I scramble then, shoving the blind chick down the front of my shirt. Without thinking, I dive into Vega’s nest and grab at her two chicks. One is limp – dead from terror, and for a moment I am heartbroken to leave it there. Wondering what horror might befall its tiny body. But I can’t linger, so I grab the second chick and shove it into the rucksack, and tuck it’s sibling into the hay, hopeful the hiding space allows it to have peace.

Racing to the back of the nesting floor, my only hope is the servant exit hasn’t been overrun on the other side. Would anyone think to fight those who might turn cloaks and join the coup? It is only when I get to the door that I realize, in the primal way of prey feeling a predator, that there is one more gryphon present.

Nikawiy. I didn’t realize she could clutch. Cautiously, I turn. The chick is my shirt is squealing, the chick in my bag is thrashing, and the chick in the rucksack just keeps piteously crying out. The egg has stopped peeping, but I can feel the structural integrity of the egg giving way.

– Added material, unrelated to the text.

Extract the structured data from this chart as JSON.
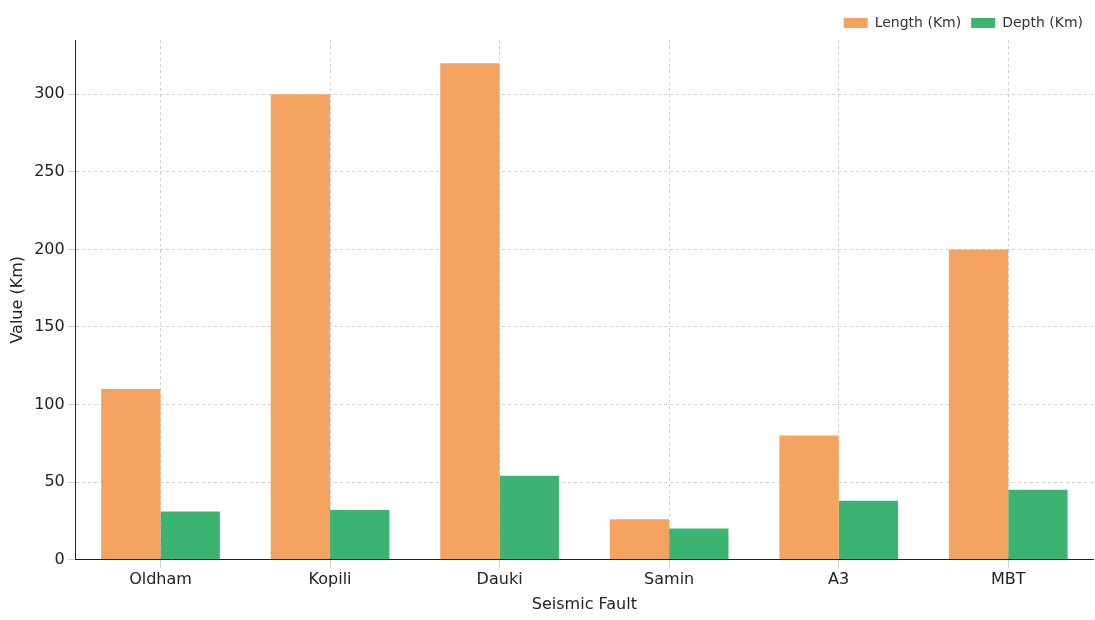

The massive gryphon laying in the last stall just blinks night-dark eyes at me, fathomless and expressionless in her flat black plumage. Brightness seems to die in those feathers, her stall seemingly darker than all the rest, as if her form itself were swallowing light itself. At the base of her neck, where her feathers melted into the deep golden-black of a melanistic jaguar, the gold-black between her rosettes looking like lightning streaking through a starless sky, her throat was ringed in vibrant white. It set her apart from the other black gryphons in the Rookery. That, and her size.

She turns her head to the side, looking to where the four other gryphons have met their ends. As I start to take a step forward, her head snaps back around to me. The hair on my arms stands on end then, the pressure of the air around me suddenly thick and choking.

Rain on my face.



Slowly, she stands. The scales of her front legs are just as dark as her beak, the middle toes of each foot slightly longer than the others and capped with a forearm-length talon. Ruffling her feathers, my ears suddenly pop.

Casually, she pulls a long feather from her wing and moves forward, dropping it before she reaches me. On instinct, I catch it. Behind her, as she turns to face down the hallway to where the four other gryphons are being butchered, is one glittering black egg.

As she passes, irrationally I jump into her nest and grab her egg, shoving it into the rucksack with one of Aqrab’s chicks. Nikawiy’s feather, Vega’s, Aqrab’s, and the dead pather-gryphon’s are all jammed into the sack too, sticking out because their length precludes them from being entirely hidden; unless I want to break them into thirds.

All the hair on my body begins to stand on end and, without looking back, and I race for the exit.